Lac du Pavé : observation et préservation d'un lac sentinelle
Lors de l'inauguration du nouveau refuge du Pavé au début de l'été 2024, une attention particulière avait été portée sur le lac éponyme. Source d'eau pour le nouveau bâtiment, mais aussi et surtout plus jeune lac glaciaire des Alpes, le lac du Pavé est une sentinelle précieuse que les scientifiques observent depuis 20 ans.






Niché au pied de spectaculaires parois rocheuses au cœur du parc national des Écrins, le lac du Pavé est le plus haut lac du massif avec ses 2841 mètres d'altitude. Il est aussi le lac glaciaire le plus jeune des Alpes puisqu'il est apparu il y a moins de 80 ans. L'an dernier, lors de l'inauguration du nouveau refuge du Pavé, un focus avait été porté sur ce trésor de haute altitude afin d'expliquer dans quelle mesure le refuge peut compter sur cet apport hydrique et d'informer sur l'intérêt scientifique de cet écosystème fragile. Alors que s'ouvre la deuxième saison d'exploitation du nouveau bâtiment, le lac du Pavé s'affirme encore et toujours comme une pépite à protéger.
Un observatoire grandeur nature
Créé pour améliorer la compréhension des lacs d'altitude à l'échelle alpine, le réseau Lacs sentinelles est animé par le Conservatoire d'espaces naturels de Haute-Savoie (Asters) et l'Office français de la biodiversité (OFB). Ce réseau suit l'évolution d'une trentaine de lacs des Alpes françaises, parmi lesquels figure celui du Pavé. Apparu dans les années 1950 suite à la fonte d'un glacier, le lac du Pavé est un objet d'étude particulièrement intéressant car il permet aux scientifiques d'observer l'évolution d'un lac d'altitude quasiment depuis sa naissance – même si le suivi n'a commencé qu'en 2006. "Dans les Écrins, le lac du Pavé est actuellement celui qui est le plus étudié", précise Cyril Coursier, technicien patrimoine au parc. "C'est un véritable observatoire pour savoir comment la vie apparaît et évolue dans un milieu aquatique d'altitude, mais aussi pour prendre la mesure du changement climatique."

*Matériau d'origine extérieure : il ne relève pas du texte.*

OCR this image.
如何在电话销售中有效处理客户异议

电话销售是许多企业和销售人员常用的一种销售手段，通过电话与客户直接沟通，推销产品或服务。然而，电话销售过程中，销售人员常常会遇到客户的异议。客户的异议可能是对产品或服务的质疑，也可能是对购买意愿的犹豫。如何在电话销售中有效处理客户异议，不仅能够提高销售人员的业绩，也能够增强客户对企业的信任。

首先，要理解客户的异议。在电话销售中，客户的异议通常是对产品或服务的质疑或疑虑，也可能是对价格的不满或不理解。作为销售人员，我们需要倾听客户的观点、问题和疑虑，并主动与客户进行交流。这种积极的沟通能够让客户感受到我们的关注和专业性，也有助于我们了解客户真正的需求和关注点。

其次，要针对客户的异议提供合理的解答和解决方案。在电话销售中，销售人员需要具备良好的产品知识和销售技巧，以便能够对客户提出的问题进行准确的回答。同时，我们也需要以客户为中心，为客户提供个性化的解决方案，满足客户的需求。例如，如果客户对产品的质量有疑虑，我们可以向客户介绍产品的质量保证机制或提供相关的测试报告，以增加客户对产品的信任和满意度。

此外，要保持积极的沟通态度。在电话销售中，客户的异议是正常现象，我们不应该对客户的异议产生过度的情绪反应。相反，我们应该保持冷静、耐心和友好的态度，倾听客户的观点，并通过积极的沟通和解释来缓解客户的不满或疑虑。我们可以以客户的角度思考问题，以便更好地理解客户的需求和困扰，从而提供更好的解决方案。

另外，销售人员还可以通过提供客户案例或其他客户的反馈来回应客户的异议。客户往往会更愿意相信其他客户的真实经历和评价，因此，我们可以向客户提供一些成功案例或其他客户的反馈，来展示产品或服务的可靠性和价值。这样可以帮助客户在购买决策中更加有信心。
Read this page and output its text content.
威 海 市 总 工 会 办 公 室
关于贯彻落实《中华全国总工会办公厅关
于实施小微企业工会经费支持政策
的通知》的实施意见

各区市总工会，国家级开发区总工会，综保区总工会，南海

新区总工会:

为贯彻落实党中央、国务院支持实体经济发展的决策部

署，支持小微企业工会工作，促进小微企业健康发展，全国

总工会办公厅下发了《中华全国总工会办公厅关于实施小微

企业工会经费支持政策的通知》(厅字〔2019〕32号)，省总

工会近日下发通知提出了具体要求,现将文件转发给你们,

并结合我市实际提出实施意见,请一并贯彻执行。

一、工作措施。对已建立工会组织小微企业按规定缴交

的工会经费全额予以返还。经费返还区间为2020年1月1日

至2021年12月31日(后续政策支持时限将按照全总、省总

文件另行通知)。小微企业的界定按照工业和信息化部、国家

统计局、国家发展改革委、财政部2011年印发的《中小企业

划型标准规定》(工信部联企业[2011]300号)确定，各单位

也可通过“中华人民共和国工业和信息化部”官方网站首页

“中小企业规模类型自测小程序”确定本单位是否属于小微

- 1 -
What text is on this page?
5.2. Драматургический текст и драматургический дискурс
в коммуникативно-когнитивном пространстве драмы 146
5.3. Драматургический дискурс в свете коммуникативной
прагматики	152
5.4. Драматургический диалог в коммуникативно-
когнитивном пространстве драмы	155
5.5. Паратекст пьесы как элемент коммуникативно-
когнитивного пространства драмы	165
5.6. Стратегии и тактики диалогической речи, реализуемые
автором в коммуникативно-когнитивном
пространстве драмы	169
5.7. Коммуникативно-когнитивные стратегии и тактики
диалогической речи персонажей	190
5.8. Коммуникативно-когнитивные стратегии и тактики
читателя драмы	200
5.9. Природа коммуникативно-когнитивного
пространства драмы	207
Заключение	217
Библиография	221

Des recueils de données sont ainsi régulièrement effectués afin d'alimenter les bases de données scientifiques. Les lieux étant difficilement accessibles (5 heures de marche), l'OFB missionne les techniciens du parc des Écrins pour prélever des échantillons une fois par mois. "Ces prélèvements sont réalisés lorsque le lac est libre de glace et de neige, c'est-à-dire de mi-juillet jusqu'à mi-novembre. Il y a à peine plus de 10 ans, le lac n'était libre que du 15 août au 15 octobre", indique Cyril Coursier, soulignant ainsi l'impact très visible du réchauffement climatique. Les relevés de température témoignent aussi de l'évolution rapide avec un passage de 4 à 12°C en surface en quelques années seulement. D'autres données sont recueillies, notamment les mesures de pH et l'étude du zooplancton et des diatomées.






Un milieu naturel sensible
La rénovation récente du refuge du Pavé a soulevé une question classique en haute montagne : où trouver les ressources nécessaires pour assurer le bon fonctionnement du bâtiment et l'accueil du public ? Alors que de nombreux refuges sont confrontés à la pénurie d'eau, le Pavé se révèle plutôt serein en la matière. "Le refuge utilise le captage situé à quelques mètres du lac et peut prélever la quantité qu'il souhaite : le lac débite plusieurs millions de mètres cubes par an et le refuge n'en prélève qu'une infime partie", indique Cyril Coursier. "Ces prélèvements ne constituent pas un problème pour l'écosystème pour l'instant."
Quid de l'impact de la fréquentation du territoire, en augmentation depuis l'ouverture du nouveau refuge ? En 2024, un arrêté interdisait tout canotage sur la totalité des lacs du parc national, mais autorisait la baignade. "Ce n'est pas la baignade qui perturbe le plus les milieux lacustres, en particulier s'ils se caractérisent par une bonne circulation et un bon renouvellement de l'eau, comme au Pavé", poursuit Cyril Coursier. "Ce sont vraiment les embarcations qui ont navigué dans d'autres eaux qui peuvent introduire des espèces exogènes et perturber l'écosystème." Néanmoins le parc des Écrins ne recommande pas de se baigner dans les lacs d'altitude qui restent des écosystèmes fragiles et sensibles aux moindres perturbations. De nombreuses actions de sensibilisation et d'information (interventions au sein des refuges, signalétique au départ des sentiers, ressources sur le site du parc…) sont d'ailleurs menées pour informer le grand public sur les bonnes pratiques à adopter afin de protéger non seulement le milieu naturel, mais aussi de permettre aux scientifiques de bénéficier d'observatoires privilégiés.